The areas of two similiar trianles are 25 and 16. If the perimeter of the first is 15 find the perimeter of the second. Goodluck

[ekonomiks]

The area is 15*Sqrt[16/25] = 12?

[asquare]

Are you giving us your homework as "brain teasers?"

[tbroker]

no its from simmons precalc in a nushell, thought it would be fun. I know it is 12 but where does the sqrt of the perimeters come on

[snappythecrab]

I know it is 12 but where does the sqrt of the perimeters come on

It is an immediate (almost) result from the definition of similar triangles and from the formula for the area of a triangle.

You may also have a little bit more luck getting people to bite by posting this in the GRE forum. These seem more up their alley.

[ekonomiks]

Let subscripts 2 and 1 denote the big and small triangles respectively. We have
h1/h2 = b1/b2 = r
A1/A2 = h1*b1/(h2*b2) = r^2 = 16/25 -> r = 4/5
Then, P1 = r*P2 = 4/5*(15) = 12

Notations: h = height, b = base, A = area.

[snigai]

Let S1 and S2 denote areas of triangles 1 and 2 respectively and P1 and P2 their perimeters.
The solution is trivial, since we have the formula:
S1/S2=P1^2/P2^2
5/4=15/P2 >> P2=60/5=12
I am quite sure that every 8th-9th grader in my country would solve this problem without thinking too much.

[tbroker]

there is really no need for the cocky attitude.
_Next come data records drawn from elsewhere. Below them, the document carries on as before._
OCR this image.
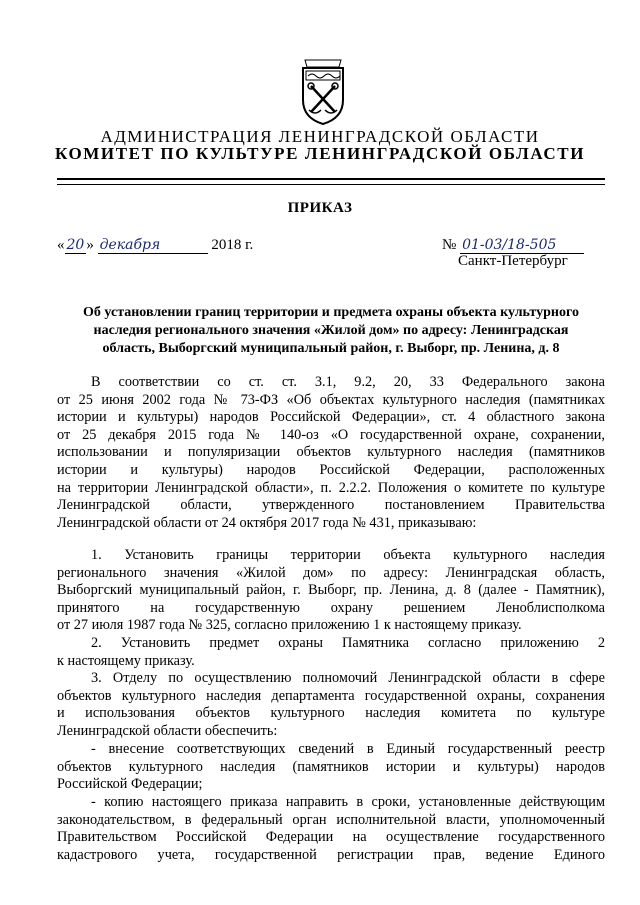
АДМИНИСТРАЦИЯ ЛЕНИНГРАДСКОЙ ОБЛАСТИ
КОМИТЕТ ПО КУЛЬТУРЕ ЛЕНИНГРАДСКОЙ ОБЛАСТИ
ПРИКАЗ
« 20 » декабря	2018 г.	№ 01-03/18-505
Санкт-Петербург
Об установлении границ территории и предмета охраны объекта культурного
наследия регионального значения «Жилой дом» по адресу: Ленинградская
область, Выборгский муниципальный район, г. Выборг, пр. Ленина, д. 8
В соответствии со ст. ст. 3.1, 9.2, 20, 33 Федерального закона
от 25 июня 2002 года № 73-ФЗ «Об объектах культурного наследия (памятниках
истории и культуры) народов Российской Федерации», ст. 4 областного закона
от 25 декабря 2015 года № 140-оз «О государственной охране, сохранении,
использовании и популяризации объектов культурного наследия (памятников
истории и культуры) народов Российской Федерации, расположенных
на территории Ленинградской области», п. 2.2.2. Положения о комитете по культуре
Ленинградской области, утвержденного постановлением Правительства
Ленинградской области от 24 октября 2017 года № 431, приказываю:
1. Установить границы территории объекта культурного наследия
регионального значения «Жилой дом» по адресу: Ленинградская область,
Выборгский муниципальный район, г. Выборг, пр. Ленина, д. 8 (далее - Памятник),
принятого на государственную охрану решением Леноблисполкома
от 27 июля 1987 года № 325, согласно приложению 1 к настоящему приказу.
2. Установить предмет охраны Памятника согласно приложению 2
к настоящему приказу.
3. Отделу по осуществлению полномочий Ленинградской области в сфере
объектов культурного наследия департамента государственной охраны, сохранения
и использования объектов культурного наследия комитета по культуре
Ленинградской области обеспечить:
- внесение соответствующих сведений в Единый государственный реестр
объектов культурного наследия (памятников истории и культуры) народов
Российской Федерации;
- копию настоящего приказа направить в сроки, установленные действующим
законодательством, в федеральный орган исполнительной власти, уполномоченный
Правительством Российской Федерации на осуществление государственного
кадастрового учета, государственной регистрации прав, ведение Единого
I have had no dealings with geometry for 7 years. I bet the 8-9 graders in your country can do it so easily and I am happy for them

[reactor]

Please do NOT post math problems in the PhD Economics - Admissions Forum.

[KBTA]

This problem has helped me augment my conception in similitude. If two traingles are equal, then in all cases the ratio of two similar linear dimensions would be same.a1/a2=b1/b2=c1/c2=h1/h2=p1/p2=k (constant)Here, a,b,c are arms and h is height and p is perimeter.